I also feel it important to critique current processes of reporting racist events. Every LSHTM staff member that I have spoken to about these events has said in no uncertain terms that they had no idea that these things were happening, but as my reporting processes so far has included my Programme Director, two Taught Programme Directors, the Dean of Faculties and Pro Director of Learning and Teaching, and the Director of the University, I find this to be an issue. Lack of knowledge regarding critical information of the behaviour of those employed to work on a programme is not a valid explanation for inaction. A few people I have spoken to have offered to act as a “devil’s advocate” and critique why I reported when or how I did. This is inappropriate. I deal with racism often and to be frank, the devil needs no help. LSHTM staff and students need to advocate for good and good alone. Even, and especially when it involves addressing racism being perpetuated by their peers.
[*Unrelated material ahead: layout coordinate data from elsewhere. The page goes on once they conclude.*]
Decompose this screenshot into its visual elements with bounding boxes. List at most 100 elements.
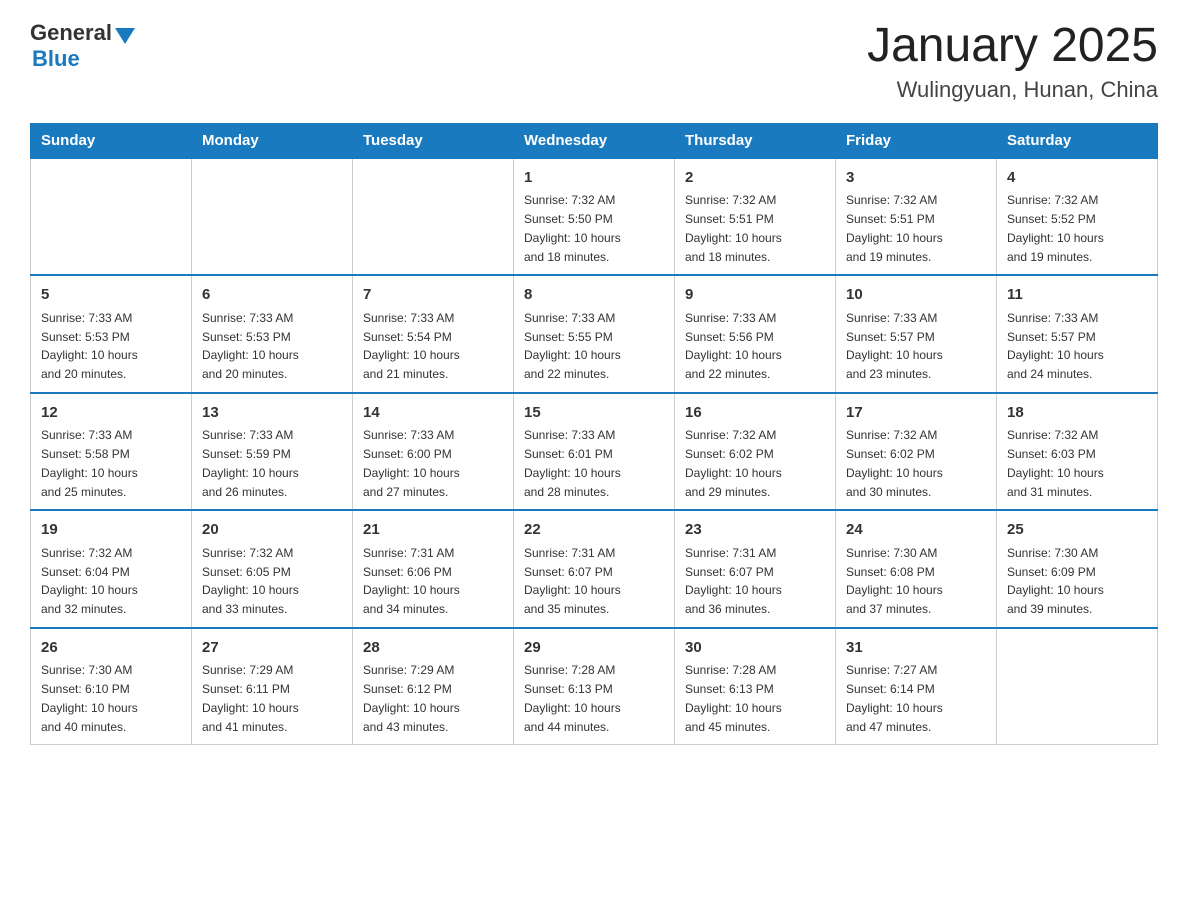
day-number: 27 (202, 637, 342, 660)
calendar-cell: 30 Sunrise: 7:28 AM Sunset: 6:13 PM Dayli… (675, 628, 836, 745)
day-number: 12 (41, 402, 181, 425)
calendar-cell: 29 Sunrise: 7:28 AM Sunset: 6:13 PM Dayli… (514, 628, 675, 745)
day-info: Sunrise: 7:28 AM Sunset: 6:13 PM Dayligh… (524, 663, 621, 733)
calendar-cell: 6Sunrise: 7:33 AM Sunset: 5:53 PM Daylig… (192, 275, 353, 393)
calendar-cell: 10 Sunrise: 7:33 AM Sunset: 5:57 PM Dayli… (836, 275, 997, 393)
day-number: 21 (363, 519, 503, 542)
calendar-cell: 2 Sunrise: 7:32 AM Sunset: 5:51 PM Daylig… (675, 158, 836, 276)
header-sunday: Sunday (31, 123, 192, 158)
calendar-cell: 16 Sunrise: 7:32 AM Sunset: 6:02 PM Dayli… (675, 393, 836, 511)
logo-blue-text: Blue (32, 46, 80, 71)
header-friday: Friday (836, 123, 997, 158)
header-wednesday: Wednesday (514, 123, 675, 158)
day-number: 17 (846, 402, 986, 425)
calendar-cell: 24 Sunrise: 7:30 AM Sunset: 6:08 PM Dayli… (836, 510, 997, 628)
calendar-cell: 4 Sunrise: 7:32 AM Sunset: 5:52 PM Daylig… (997, 158, 1158, 276)
calendar-cell: 31Sunrise: 7:27 AM Sunset: 6:14 PM Dayli… (836, 628, 997, 745)
day-number: 22 (524, 519, 664, 542)
day-number: 29 (524, 637, 664, 660)
day-number: 28 (363, 637, 503, 660)
day-number: 15 (524, 402, 664, 425)
day-info: Sunrise: 7:29 AM Sunset: 6:11 PM Dayligh… (202, 663, 299, 733)
day-info: Sunrise: 7:33 AM Sunset: 5:53 PM Dayligh… (202, 311, 299, 381)
logo: General Blue (30, 20, 135, 72)
day-number: 1 (524, 167, 664, 190)
calendar-title: January 2025 (867, 20, 1158, 73)
day-number: 4 (1007, 167, 1147, 190)
calendar-cell: 8Sunrise: 7:33 AM Sunset: 5:55 PM Daylig… (514, 275, 675, 393)
logo-triangle-icon (115, 28, 135, 44)
day-info: Sunrise: 7:33 AM Sunset: 5:57 PM Dayligh… (1007, 311, 1104, 381)
day-number: 11 (1007, 284, 1147, 307)
calendar-cell: 5Sunrise: 7:33 AM Sunset: 5:53 PM Daylig… (31, 275, 192, 393)
day-number: 20 (202, 519, 342, 542)
logo-general-text: General (30, 20, 112, 46)
day-number: 2 (685, 167, 825, 190)
calendar-cell: 21 Sunrise: 7:31 AM Sunset: 6:06 PM Dayli… (353, 510, 514, 628)
day-info: Sunrise: 7:33 AM Sunset: 5:55 PM Dayligh… (524, 311, 621, 381)
calendar-cell: 11 Sunrise: 7:33 AM Sunset: 5:57 PM Dayli… (997, 275, 1158, 393)
day-info: Sunrise: 7:28 AM Sunset: 6:13 PM Dayligh… (685, 663, 782, 733)
day-info: Sunrise: 7:32 AM Sunset: 6:05 PM Dayligh… (202, 546, 299, 616)
calendar-cell: 22 Sunrise: 7:31 AM Sunset: 6:07 PM Dayli… (514, 510, 675, 628)
header-monday: Monday (192, 123, 353, 158)
page-header: General Blue January 2025 Wulingyuan, Hu… (30, 20, 1158, 103)
calendar-week-row: 5Sunrise: 7:33 AM Sunset: 5:53 PM Daylig… (31, 275, 1158, 393)
calendar-cell: 12 Sunrise: 7:33 AM Sunset: 5:58 PM Dayli… (31, 393, 192, 511)
day-number: 25 (1007, 519, 1147, 542)
day-info: Sunrise: 7:32 AM Sunset: 5:51 PM Dayligh… (685, 193, 782, 263)
day-info: Sunrise: 7:30 AM Sunset: 6:08 PM Dayligh… (846, 546, 943, 616)
calendar-cell: 27 Sunrise: 7:29 AM Sunset: 6:11 PM Dayli… (192, 628, 353, 745)
day-info: Sunrise: 7:33 AM Sunset: 5:59 PM Dayligh… (202, 428, 299, 498)
calendar-subtitle: Wulingyuan, Hunan, China (867, 77, 1158, 103)
calendar-week-row: 1 Sunrise: 7:32 AM Sunset: 5:50 PM Daylig… (31, 158, 1158, 276)
day-info: Sunrise: 7:33 AM Sunset: 6:00 PM Dayligh… (363, 428, 460, 498)
calendar-cell: 26 Sunrise: 7:30 AM Sunset: 6:10 PM Dayli… (31, 628, 192, 745)
calendar-cell: 25Sunrise: 7:30 AM Sunset: 6:09 PM Dayli… (997, 510, 1158, 628)
calendar-cell: 19 Sunrise: 7:32 AM Sunset: 6:04 PM Dayli… (31, 510, 192, 628)
day-number: 16 (685, 402, 825, 425)
calendar-cell: 13Sunrise: 7:33 AM Sunset: 5:59 PM Dayli… (192, 393, 353, 511)
day-info: Sunrise: 7:32 AM Sunset: 5:52 PM Dayligh… (1007, 193, 1104, 263)
calendar-cell (31, 158, 192, 276)
day-number: 9 (685, 284, 825, 307)
day-info: Sunrise: 7:31 AM Sunset: 6:07 PM Dayligh… (685, 546, 782, 616)
calendar-week-row: 12 Sunrise: 7:33 AM Sunset: 5:58 PM Dayli… (31, 393, 1158, 511)
day-info: Sunrise: 7:33 AM Sunset: 5:57 PM Dayligh… (846, 311, 943, 381)
calendar-cell (192, 158, 353, 276)
calendar-cell: 1 Sunrise: 7:32 AM Sunset: 5:50 PM Daylig… (514, 158, 675, 276)
day-number: 10 (846, 284, 986, 307)
calendar-cell: 7 Sunrise: 7:33 AM Sunset: 5:54 PM Daylig… (353, 275, 514, 393)
day-number: 24 (846, 519, 986, 542)
day-info: Sunrise: 7:33 AM Sunset: 5:58 PM Dayligh… (41, 428, 138, 498)
day-info: Sunrise: 7:32 AM Sunset: 5:50 PM Dayligh… (524, 193, 621, 263)
day-info: Sunrise: 7:33 AM Sunset: 5:53 PM Dayligh… (41, 311, 138, 381)
day-number: 7 (363, 284, 503, 307)
calendar-cell (353, 158, 514, 276)
calendar-cell: 17Sunrise: 7:32 AM Sunset: 6:02 PM Dayli… (836, 393, 997, 511)
calendar-cell (997, 628, 1158, 745)
calendar-header-row: SundayMondayTuesdayWednesdayThursdayFrid… (31, 123, 1158, 158)
calendar-cell: 20 Sunrise: 7:32 AM Sunset: 6:05 PM Dayli… (192, 510, 353, 628)
day-info: Sunrise: 7:32 AM Sunset: 6:02 PM Dayligh… (685, 428, 782, 498)
day-number: 3 (846, 167, 986, 190)
day-number: 23 (685, 519, 825, 542)
day-info: Sunrise: 7:32 AM Sunset: 6:04 PM Dayligh… (41, 546, 138, 616)
day-info: Sunrise: 7:29 AM Sunset: 6:12 PM Dayligh… (363, 663, 460, 733)
day-number: 19 (41, 519, 181, 542)
day-number: 26 (41, 637, 181, 660)
day-number: 31 (846, 637, 986, 660)
day-number: 30 (685, 637, 825, 660)
day-info: Sunrise: 7:31 AM Sunset: 6:06 PM Dayligh… (363, 546, 460, 616)
day-number: 14 (363, 402, 503, 425)
day-info: Sunrise: 7:30 AM Sunset: 6:10 PM Dayligh… (41, 663, 138, 733)
calendar-cell: 3 Sunrise: 7:32 AM Sunset: 5:51 PM Daylig… (836, 158, 997, 276)
calendar-cell: 28 Sunrise: 7:29 AM Sunset: 6:12 PM Dayli… (353, 628, 514, 745)
day-info: Sunrise: 7:31 AM Sunset: 6:07 PM Dayligh… (524, 546, 621, 616)
calendar-week-row: 19 Sunrise: 7:32 AM Sunset: 6:04 PM Dayli… (31, 510, 1158, 628)
day-info: Sunrise: 7:32 AM Sunset: 5:51 PM Dayligh… (846, 193, 943, 263)
header-thursday: Thursday (675, 123, 836, 158)
calendar-cell: 18Sunrise: 7:32 AM Sunset: 6:03 PM Dayli… (997, 393, 1158, 511)
day-info: Sunrise: 7:33 AM Sunset: 5:54 PM Dayligh… (363, 311, 460, 381)
calendar-cell: 15Sunrise: 7:33 AM Sunset: 6:01 PM Dayli… (514, 393, 675, 511)
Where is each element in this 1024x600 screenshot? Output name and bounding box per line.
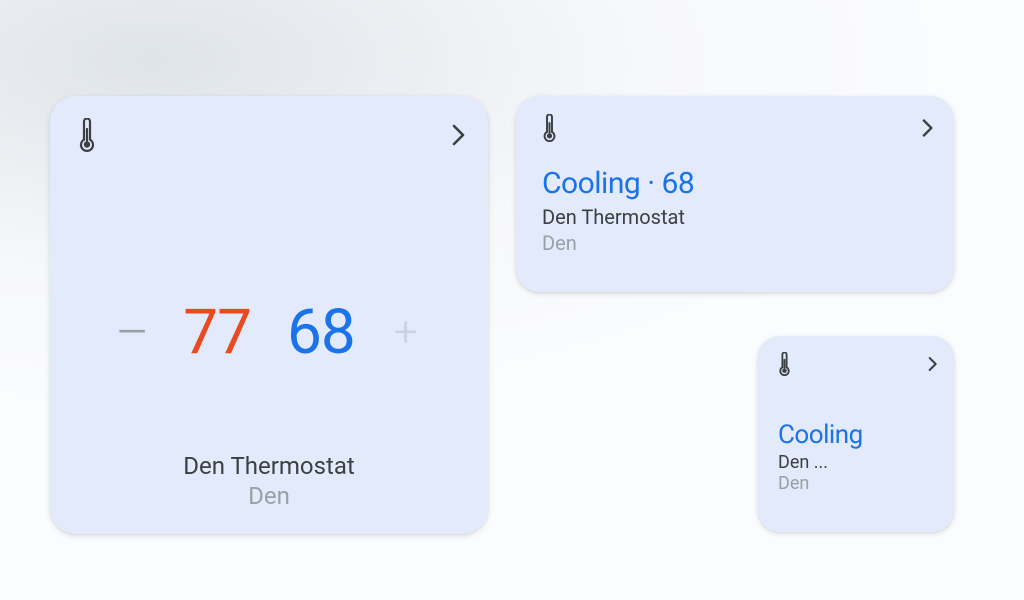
device-name: Den Thermostat bbox=[50, 452, 488, 480]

In this document I included some interactions among students. I felt it was necessary to demonstrate that other students in the course knew what was happening, and repeatedly chose inaction. Higher education is designed to prepare students for the workplace, and I believe that when working in global health environments, being able to address racism and colonialism when they occur is integral. All organised methods of feedback were fully anonymous and did not require a large time commitment, and still very few students made any effort to speak out against the injustices before them. Our goal for the future of global health should be to break harmful patterns of racism and colonialism within tropical medicine and it seems that the lack of antiracism work in the School is setting students up to perpetuate them.
This document is not to shame anyone. I believe that most people within the university mean well and are trying to take steps to improve. Unfortunately, these good intentions are not resulting in positive impacts for marginalised members of the School. This is to highlight things that have gone wrong in the past so that LSHTM staff and students of all races can have positive experiences moving forward.